Wenn der Vertrieb vor den Kunden weiß, dass sie Hilfe benötigen
Dr. Marcel von der Haar von der Merck KGaA warf einen Blick in die Zukunft beziehungsweise auf das, was zwar bereits Realität ist, für viele aber dennoch nach Zukunft klingt. Merck setze Künstliche Intelligenz (KI) zum Beispiel in der Forschung und Entwicklung sowie Marketing und Sales ein. Ein KI-System sei darauf trainiert worden, automatisch zu erkennen, welches Life Tech Start-Up gerade Unterstützung bei der Prozessentwicklung benötige. „Wenn unser Vertrieb bei einem dieser Unternehmen anruft, sind wir uns nun zu 95 Prozent sicher, dass dieses Unternehmen gerade genau die angebotene Hilfe benötigt“, erklärte von der Haar.

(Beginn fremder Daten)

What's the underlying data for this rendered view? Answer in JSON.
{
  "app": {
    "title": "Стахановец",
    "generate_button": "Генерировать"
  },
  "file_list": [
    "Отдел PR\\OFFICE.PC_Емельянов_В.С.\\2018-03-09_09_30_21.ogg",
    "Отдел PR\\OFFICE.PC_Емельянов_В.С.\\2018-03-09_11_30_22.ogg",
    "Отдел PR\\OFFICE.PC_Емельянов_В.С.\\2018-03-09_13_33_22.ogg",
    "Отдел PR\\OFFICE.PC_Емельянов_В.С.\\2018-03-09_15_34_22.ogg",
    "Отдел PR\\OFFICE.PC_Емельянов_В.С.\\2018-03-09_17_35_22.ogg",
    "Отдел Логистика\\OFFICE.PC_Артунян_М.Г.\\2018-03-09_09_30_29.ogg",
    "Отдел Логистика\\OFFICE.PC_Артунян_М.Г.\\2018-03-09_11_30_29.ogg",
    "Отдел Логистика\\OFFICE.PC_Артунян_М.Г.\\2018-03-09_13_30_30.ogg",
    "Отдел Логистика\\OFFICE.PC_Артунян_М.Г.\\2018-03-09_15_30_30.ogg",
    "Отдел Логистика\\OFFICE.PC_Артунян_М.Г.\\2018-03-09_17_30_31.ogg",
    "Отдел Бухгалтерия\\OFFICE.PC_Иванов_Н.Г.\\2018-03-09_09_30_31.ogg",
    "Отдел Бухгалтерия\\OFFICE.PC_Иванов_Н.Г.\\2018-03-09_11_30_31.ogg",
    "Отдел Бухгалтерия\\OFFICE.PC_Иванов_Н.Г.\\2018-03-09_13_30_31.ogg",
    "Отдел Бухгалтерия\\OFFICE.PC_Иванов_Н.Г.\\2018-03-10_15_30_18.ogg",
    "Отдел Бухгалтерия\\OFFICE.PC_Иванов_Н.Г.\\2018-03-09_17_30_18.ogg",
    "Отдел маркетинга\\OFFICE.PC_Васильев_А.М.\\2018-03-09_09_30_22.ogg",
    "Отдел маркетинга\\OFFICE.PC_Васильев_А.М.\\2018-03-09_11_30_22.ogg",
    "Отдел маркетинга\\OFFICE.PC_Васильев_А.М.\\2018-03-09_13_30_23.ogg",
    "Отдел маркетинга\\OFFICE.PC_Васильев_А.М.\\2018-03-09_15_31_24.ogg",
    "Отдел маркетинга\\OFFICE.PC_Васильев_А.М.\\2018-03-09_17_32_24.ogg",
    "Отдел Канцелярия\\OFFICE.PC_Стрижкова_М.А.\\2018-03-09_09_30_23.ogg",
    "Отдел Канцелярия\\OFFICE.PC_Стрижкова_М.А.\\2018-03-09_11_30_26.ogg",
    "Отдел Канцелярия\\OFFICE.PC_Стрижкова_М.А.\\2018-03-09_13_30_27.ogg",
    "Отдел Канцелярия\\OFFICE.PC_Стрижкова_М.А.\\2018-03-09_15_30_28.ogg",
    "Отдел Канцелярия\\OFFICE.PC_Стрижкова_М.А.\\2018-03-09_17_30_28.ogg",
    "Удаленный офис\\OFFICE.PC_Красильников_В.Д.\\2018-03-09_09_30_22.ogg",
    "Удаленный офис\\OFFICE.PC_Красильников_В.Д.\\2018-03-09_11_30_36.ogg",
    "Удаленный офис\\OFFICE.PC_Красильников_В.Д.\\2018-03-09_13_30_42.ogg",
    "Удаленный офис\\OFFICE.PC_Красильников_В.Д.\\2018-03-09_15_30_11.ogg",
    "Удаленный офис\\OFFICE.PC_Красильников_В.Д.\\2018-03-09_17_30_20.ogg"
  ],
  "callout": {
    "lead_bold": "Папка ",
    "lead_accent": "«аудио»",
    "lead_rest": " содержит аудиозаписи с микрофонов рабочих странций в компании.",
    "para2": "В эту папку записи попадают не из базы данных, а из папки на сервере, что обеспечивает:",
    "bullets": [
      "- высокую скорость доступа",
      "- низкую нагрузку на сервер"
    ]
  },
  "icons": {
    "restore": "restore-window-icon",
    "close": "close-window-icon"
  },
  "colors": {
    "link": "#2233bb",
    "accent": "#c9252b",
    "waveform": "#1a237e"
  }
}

Was sich hingegen noch in der experimentellen Phase befände, sei das „Reinforcement Learning“, so von der Haar weiter. Vereinfacht gehe es hierbei darum, dass Software nicht durch Programmierung, sondern durch eigenes Ausprobieren lerne. Ein beispielhaftes Szenario wäre Folgendes: Eine Künstliche Intelligenz erhält Informationen über Moleküle und deren Eigenschaften. Auf dieser Grundlage entwickelt die KI dann ein neues Molekül mit vorab fest definierten Eigenschaften.